Alternatives to vertical tabs


For the longest time I’ve used vertical tabs in Firefox and I still find it odd that people don’t use it more. It’s a simple fact that a horizontal tab strip doesn’t scale too well when you get lots of tabs.

Of course, for most users this isn’t a problem, most users do not have a lot of tabs open according to Firefox telemetry:

But if you have a few the title just gets squished and squished till it becomes a scroll bar. Vertical tabs look great for this giving you lots of title space on a wide monitor:

Firefox is way better at this than Chrome. I sat next to someone who had nothing but triangles as their tab bar in Chrome. How did they cope?
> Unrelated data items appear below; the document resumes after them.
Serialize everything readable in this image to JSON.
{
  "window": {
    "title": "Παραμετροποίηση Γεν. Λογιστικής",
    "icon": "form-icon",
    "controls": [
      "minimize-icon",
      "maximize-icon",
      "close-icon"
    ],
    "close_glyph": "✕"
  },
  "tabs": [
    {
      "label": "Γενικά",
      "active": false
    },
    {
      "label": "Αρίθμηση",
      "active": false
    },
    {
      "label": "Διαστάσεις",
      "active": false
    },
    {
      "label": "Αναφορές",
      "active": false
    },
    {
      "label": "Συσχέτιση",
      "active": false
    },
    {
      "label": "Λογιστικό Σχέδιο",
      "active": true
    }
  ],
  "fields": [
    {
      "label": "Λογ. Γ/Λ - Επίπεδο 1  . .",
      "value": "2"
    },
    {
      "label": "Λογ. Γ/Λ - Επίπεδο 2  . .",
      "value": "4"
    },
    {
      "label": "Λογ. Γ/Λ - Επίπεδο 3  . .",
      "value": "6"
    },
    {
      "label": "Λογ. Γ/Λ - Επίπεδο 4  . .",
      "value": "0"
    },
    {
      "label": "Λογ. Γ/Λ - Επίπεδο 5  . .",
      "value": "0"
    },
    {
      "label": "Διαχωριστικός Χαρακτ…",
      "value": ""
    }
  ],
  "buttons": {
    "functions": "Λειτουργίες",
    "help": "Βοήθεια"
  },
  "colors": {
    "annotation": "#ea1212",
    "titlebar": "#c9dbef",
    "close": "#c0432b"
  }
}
With the landing of the tab hiding API in WebExtensions in Firefox 59, I wanted to try and understand what the many people who were clamouring for this API wanted to do. So I wrote a quick extension that’s pretty terrible. It provided a “Hide this tab” context menu item on the tab to hide the tab. I then added a quick management page to list all the hidden pages.

That was ok, but clicking that menu item was tedious. So then I set it to just perform some actions for me. I’ve now got it set up to hide a tab if it hasn’t been looked it for an hour. Then five hours after that, if I haven’t opened it again, the extension just closes the tab.

I tried that for a week and found it pretty useful. Tabs that are hidden still show up in the awesome bar and as soon as I click on them, they come back instantly. Eventually they’ll get closed. They’ll still appear in the awesome bar and I can bring them back, just in a slower manner.

If I find myself saying “where was that tab…” I just go to the management view and its likely there.

This extension isn’t perfect, but its enabled me to stop using vertical tabs most of the time and now I’m torn which workflow is better. Maybe some combination.